Mbappé en tête, la France en arrière-plan
Il serait néanmoins réducteur de se concentrer exclusivement sur cette polémique en réseau. Car derrière elle s'agite une question bien plus profonde : celle de la place de Kylian Mbappé dans le projet français en cette année électorale du football mondial. À 27 ans, l'ailier madrilène demeure le chef de file reconnu de cette génération de Bleus, celle qui a atteint deux finales consécutives (2018 et 2022) et qui doit justement cette Coupe du Monde 2026 comme un dernier acte à la fois salvateur et salvateur.
Son doublé hier soir — son deuxième au cours d'une phase éliminatoire de Coupe du Monde — ne saurait être minimisé. Statistiquement, Mbappé figure parmi les dix meilleurs buteurs actuels des sélections nationales avec un ratio impressionnant, et son apport offensif dans le système français reste incontournable.
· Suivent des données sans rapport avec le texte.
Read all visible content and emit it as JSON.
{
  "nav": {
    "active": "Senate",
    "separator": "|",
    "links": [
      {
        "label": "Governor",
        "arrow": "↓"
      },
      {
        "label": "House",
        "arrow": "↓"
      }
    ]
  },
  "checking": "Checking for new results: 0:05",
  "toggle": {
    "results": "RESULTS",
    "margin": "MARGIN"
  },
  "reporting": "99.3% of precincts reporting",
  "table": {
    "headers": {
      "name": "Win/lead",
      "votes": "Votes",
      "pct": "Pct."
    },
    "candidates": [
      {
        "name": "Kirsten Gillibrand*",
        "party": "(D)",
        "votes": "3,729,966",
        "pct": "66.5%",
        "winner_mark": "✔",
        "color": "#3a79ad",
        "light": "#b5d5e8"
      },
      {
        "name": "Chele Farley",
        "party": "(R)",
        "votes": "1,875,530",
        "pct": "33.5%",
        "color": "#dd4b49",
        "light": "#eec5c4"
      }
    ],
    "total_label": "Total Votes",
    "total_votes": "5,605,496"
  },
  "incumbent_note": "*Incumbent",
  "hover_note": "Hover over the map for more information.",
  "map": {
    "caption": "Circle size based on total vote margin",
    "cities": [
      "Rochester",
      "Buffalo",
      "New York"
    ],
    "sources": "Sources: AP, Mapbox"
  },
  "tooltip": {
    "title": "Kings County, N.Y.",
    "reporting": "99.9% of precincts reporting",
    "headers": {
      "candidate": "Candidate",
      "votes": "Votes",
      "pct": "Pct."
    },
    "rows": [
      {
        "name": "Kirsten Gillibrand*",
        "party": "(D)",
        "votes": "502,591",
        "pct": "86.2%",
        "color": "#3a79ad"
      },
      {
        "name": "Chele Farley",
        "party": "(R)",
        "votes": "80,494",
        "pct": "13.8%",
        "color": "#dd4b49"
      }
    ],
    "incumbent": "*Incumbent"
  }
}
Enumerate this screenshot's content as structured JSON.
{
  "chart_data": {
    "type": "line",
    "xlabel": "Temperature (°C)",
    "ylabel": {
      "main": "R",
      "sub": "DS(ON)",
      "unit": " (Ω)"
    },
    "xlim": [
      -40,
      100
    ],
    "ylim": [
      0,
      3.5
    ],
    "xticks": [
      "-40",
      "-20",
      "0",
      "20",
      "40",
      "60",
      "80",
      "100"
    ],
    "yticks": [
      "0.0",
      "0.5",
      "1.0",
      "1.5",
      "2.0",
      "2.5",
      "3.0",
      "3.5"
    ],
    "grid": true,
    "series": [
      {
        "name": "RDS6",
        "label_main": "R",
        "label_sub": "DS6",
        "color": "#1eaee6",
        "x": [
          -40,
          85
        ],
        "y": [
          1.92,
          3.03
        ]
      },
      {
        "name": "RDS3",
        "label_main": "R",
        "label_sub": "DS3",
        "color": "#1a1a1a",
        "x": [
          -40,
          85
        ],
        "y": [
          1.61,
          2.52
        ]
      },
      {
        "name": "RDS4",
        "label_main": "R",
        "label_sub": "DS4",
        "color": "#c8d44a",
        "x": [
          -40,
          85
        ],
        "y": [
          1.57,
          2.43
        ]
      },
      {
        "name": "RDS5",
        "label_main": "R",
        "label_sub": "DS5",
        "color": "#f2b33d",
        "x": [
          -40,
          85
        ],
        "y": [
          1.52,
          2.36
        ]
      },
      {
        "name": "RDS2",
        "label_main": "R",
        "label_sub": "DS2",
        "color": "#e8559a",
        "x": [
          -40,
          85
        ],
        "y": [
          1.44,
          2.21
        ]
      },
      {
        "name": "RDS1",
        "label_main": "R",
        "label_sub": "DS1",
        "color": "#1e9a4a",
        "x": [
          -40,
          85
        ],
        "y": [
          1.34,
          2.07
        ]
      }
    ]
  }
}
Pourtant, une certaine narration dominante s'acharne à souligner ses périodes de flottement, ses passages à blanc, ses efforts défensifs jugés insuffisants. Le tweet de Palmieri, loin d'être isolé, s'inscrit dans cette succession de mises en question qui pèsent progressivement sur le numéro 10 français.
Didier Deschamps, le sélectionneur, a prudemment temporisé lors de sa conférence de presse post-match, préférant louer l'équilibre collectif et esquiver les querelles périphériques. Une sagesse politique que les années ont affûtée, mais qui révèle aussi l'embarras : comment gérer publiquement ces frictions sans apparaître faible ou perplexe? Comment valoriser la victoire sans justifier les bruits de coulisse? Deschamps l'a compris avant tout le monde : en cette phase de transition, où la France doit se réinventer après trois décennies de domination en sélection, chaque victoire doit être sanctuarisée, préservée de ces petites morsures parasites qui pourraient en éroder le sens collectif.
L'urgence silencieuse d'une refonte interne
Au-delà de Mbappé ou de Palmieri, le véritable enjeu concerne la cohésion interne d'un groupe qui, à bien des égards, stagne. Trois ans d'absence de titre majeur (le dernier remonte à l'Euro 2021 pour les Bleus), des attentes déçues lors des derniers rassemblements, une accumulation de déceptions face aux grandes équipes : la France navigue dans une zone d'inconfort rarissime depuis une vingtaine d'années. Ces frustrations, logiquement, remontent à la surface dès que le garde-fou de la victoire se relâche. Le tweet maladroit de Palmieri en devient presque symbolique : il cristallise une malaise qu'aucun succès contre le Sénégal, si convaincant soit-il, ne saurait dissiper complètement.
Les semaines qui viennent diront si cette polémique de réseaux sociaux restera anecdotique ou si elle contaminera progressivement le climat du groupe. Historiquement, la France a prouvé sa capacité à se souder autour d'un projet collectif quand les enjeux se précisent. Mais l'époque a changé, la viralité des querelles aussi. Mbappé, lui, n'a que faire de ces bruits : son doublé parle pour lui, et c'est peut-être là la seule réplique qui compte véritablement.